Há bastante tempo a discussão sobre público e privado deveria ser tratada com mais seriedade. Afinal, lá se vão 10 edições do pomposo 'Big Brother Brasil', programa em que as individualidades de cada participante passam a ser o espetáculo da nação e ditam as novas tendências comportamentais e mercadológicas.

O privado torna-se interessante porque, como enfatizei no post anterior, serve como fuga a uma realidade chata e sem graça. Observar o outro é essencial para que possamos captar os pontos altos de cada integrate - como forte personalidade ou até mesmo humildade - e nos dê informação para rejeitarmos aquilo que realmente é démodé - como vestimentas inadequadas, comportamentos intempestivos ou mesmo um sotaque muito aparente.

De certa forma esse 'encargo social' dos participantes e a atenta passividade dos espectadores gera uma forte pressão comportamental. Pois o 'Big Brother' é o atual dos atuais, mais pop que Andy Warhol, um verdadeiro símbolo da modernidade e da necessidade de estar integrado a ela.

Ser parte de uma tendência é a essência para que os próprios participantes entrem no jogo abstrato dos parâmetros da moda. Porque o reality show não acaba quando o vencedor leva o cobiçado prêmio para casa. A imediata repercussão do pós-teste é que vai mostrar se eles tiveram notas positivas ou não, como um ensaio para revistas masculinas ou homossexuais, aquela participação nas novelas noturnas ou mesmo um pequeno escândalo que eleve sua exposição na mídia.

Não deixa de ser uma estratégia eficiente iniciar o 'Big Brother' logo no começo do ano. Como diz um velho ditado: "Ano novo, vida nova". É como se o programa estivesse convidando cada espectador para fazer parte do novo que está por vir através de personagens selecionados que têm algo em comum com cada um que os assiste: o anonimato.

Diferente do legado das celebridades, que geralmente esbanjam suas fortunas em revistas de 'comportamento social' (é bom colocar as aspas mesmo nisso aí), os participantes de um reality show já tiveram dificuldades econômicas um dia, já tiveram que ralar para obter alguns bens materiais... Claro que essa regra vale só para alguns, senão o programa ilustraria com muito veracidade a realidade da maioria e perderia sua graça.

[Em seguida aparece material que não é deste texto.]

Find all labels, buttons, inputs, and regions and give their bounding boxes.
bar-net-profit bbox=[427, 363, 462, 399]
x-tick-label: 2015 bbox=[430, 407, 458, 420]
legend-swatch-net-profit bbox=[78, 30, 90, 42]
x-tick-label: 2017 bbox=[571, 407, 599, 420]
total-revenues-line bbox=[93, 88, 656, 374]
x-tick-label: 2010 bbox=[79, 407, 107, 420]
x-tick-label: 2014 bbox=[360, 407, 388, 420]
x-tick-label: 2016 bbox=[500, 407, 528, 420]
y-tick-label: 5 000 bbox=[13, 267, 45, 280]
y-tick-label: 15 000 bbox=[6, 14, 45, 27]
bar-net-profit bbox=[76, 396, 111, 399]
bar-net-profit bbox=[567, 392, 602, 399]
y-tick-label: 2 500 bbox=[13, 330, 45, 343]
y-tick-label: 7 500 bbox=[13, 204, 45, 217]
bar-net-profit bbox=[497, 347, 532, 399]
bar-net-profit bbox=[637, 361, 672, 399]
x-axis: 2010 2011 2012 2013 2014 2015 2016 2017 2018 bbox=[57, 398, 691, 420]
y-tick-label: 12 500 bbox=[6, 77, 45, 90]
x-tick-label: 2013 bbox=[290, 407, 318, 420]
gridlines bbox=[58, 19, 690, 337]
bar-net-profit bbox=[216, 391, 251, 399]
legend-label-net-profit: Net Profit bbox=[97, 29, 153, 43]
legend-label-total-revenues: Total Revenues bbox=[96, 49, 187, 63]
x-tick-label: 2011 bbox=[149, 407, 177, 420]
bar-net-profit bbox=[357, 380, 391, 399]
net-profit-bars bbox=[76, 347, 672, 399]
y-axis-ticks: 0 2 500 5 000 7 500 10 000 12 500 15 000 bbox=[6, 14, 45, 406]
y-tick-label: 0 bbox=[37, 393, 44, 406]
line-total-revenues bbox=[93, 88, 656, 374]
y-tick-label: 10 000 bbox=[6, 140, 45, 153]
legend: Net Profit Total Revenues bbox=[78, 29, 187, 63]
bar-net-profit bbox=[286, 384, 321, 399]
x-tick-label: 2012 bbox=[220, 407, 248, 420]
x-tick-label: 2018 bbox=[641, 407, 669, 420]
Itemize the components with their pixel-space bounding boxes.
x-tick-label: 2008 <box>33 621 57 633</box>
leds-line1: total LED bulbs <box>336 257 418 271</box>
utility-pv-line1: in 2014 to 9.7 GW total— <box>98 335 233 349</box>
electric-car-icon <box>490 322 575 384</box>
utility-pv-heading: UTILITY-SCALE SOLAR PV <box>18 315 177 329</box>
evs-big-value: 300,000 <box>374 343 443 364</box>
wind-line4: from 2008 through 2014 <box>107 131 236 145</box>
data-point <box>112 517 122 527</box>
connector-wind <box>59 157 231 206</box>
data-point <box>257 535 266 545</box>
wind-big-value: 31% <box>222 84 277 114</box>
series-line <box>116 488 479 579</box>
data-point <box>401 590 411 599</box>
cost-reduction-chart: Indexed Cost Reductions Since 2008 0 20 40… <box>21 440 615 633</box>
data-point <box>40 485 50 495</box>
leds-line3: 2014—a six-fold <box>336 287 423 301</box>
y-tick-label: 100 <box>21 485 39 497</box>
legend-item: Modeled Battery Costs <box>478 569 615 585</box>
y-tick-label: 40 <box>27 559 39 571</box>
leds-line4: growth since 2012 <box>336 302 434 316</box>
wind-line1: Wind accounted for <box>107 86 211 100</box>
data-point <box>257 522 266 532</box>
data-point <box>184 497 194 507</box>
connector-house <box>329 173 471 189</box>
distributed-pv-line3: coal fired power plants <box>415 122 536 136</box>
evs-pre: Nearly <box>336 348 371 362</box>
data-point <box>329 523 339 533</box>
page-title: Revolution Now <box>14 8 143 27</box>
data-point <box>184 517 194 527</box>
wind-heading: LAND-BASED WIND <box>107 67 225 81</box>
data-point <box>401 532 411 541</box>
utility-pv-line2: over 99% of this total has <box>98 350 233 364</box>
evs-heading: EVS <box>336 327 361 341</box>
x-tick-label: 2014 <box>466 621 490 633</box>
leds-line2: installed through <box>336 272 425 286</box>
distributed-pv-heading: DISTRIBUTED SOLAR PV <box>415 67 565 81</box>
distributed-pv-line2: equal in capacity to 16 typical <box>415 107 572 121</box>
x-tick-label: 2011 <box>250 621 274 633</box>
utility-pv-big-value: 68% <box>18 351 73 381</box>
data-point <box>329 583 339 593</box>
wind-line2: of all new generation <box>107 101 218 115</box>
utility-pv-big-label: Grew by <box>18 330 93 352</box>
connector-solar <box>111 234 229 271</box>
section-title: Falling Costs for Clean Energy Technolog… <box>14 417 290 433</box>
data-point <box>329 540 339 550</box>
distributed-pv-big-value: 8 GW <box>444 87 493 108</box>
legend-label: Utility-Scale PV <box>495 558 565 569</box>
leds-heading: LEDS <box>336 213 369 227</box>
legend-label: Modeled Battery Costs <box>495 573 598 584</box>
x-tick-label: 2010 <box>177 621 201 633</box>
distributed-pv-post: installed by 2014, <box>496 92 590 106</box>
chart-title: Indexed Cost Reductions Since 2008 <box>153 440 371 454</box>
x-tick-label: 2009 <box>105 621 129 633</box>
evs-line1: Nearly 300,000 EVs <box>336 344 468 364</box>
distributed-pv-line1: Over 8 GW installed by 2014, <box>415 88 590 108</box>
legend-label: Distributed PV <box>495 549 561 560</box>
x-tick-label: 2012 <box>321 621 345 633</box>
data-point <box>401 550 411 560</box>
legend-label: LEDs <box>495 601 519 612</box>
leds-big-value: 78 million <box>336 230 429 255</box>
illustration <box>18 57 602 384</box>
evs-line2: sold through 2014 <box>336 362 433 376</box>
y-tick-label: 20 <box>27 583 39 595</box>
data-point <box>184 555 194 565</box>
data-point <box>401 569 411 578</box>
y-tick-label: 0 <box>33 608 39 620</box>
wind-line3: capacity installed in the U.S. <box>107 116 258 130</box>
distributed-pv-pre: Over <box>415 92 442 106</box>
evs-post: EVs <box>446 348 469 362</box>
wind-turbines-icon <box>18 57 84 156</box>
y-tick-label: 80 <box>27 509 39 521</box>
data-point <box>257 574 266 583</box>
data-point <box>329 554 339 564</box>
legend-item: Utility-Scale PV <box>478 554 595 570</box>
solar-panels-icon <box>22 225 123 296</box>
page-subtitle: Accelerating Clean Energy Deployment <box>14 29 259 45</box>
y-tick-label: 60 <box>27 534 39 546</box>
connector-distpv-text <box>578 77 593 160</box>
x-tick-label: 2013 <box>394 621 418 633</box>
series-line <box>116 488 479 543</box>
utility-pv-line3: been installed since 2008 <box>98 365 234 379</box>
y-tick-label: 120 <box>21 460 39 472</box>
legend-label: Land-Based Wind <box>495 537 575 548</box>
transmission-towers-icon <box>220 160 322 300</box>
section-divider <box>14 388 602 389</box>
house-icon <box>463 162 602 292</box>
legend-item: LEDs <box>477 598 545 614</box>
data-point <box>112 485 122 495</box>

Deve fazer parte do jogo também aqueles que já foram bem-sucedidos na vida ou que tenham proximidade com a riqueza das celebridades. Por isso mesmo, o 'Big Brother' sempre traz cidadãos anônimos que tenham capacidade monetária de preencher essa lacuna fantasiosa.

É por esses e muitos outros motivos que o 'privado' invadiu a esfera do que é 'público'. Aprender com os erros dos outros é muito mais vantajoso do que cometê-los; espelhar-se na experiência dos outros é mais fácil do que dar a cara pra bater. E, claro (como não podia deixar de existir), ver a briga dos outros, a diferença que gera o conflito, as polêmicas que acercam cada participante, a competitividade excessiva que desmorona amizades e arrecada inimigos, as verdadeiras 'ações' que dão andamento ao programa são os principais atrativos de um reality show como o 'Big Brother'.

Para endossar a onipresença do programa, a publicidade investe (e arrecada) pesado. Diante de tanta força publicitária, os demais canais de rede aberta, vendo que não conseguem abatê-lo, começam a entrar na vida privada de cada participante do 'Big Brother', na tentativa de se integrarem e passarem a mão em uma pequena fatia do bolo de um reality show tão lucrativo.

Com os holofotes voltados para o programa, nem mesmo jornais considerados sérios conseguem ignorá-lo. Diante de tanta repercussão, assuntos que realmente têm cunho social são ofuscados pelas pequenas intrigas ocorridas naquela mansão fechada. A participação do público com os acontecimentos que realmente fazem parte de seu cotidiano são deixadas de lado e dão lugar às 'fantasias da vida real' que o 'Big Brother' pode lhes proporcionar.

Acaba tornando-se decepcionante, por exemplo, conversar com um espectador assíduo e notar que ele sabe o nome de todos os integrantes do 'reality show', mas não sabe quem serão os candidatos da eleição de 2010 e muito menos quais são aqueles que têm mais afinidade. Outros, nem sabem que o Lula não pode mais se candidatar novamente.

É isso que acontece quando o privado invade o público: as invencionices que tornam possíveis o 'mundo da fantasia' são informações mais relevantes do que os fatos que permeiam o nosso 'mundo real'. Ganha notoriedade aquilo que for mais confortante. E, nessa batalha, 'Big Brother' leva o filão de lavada.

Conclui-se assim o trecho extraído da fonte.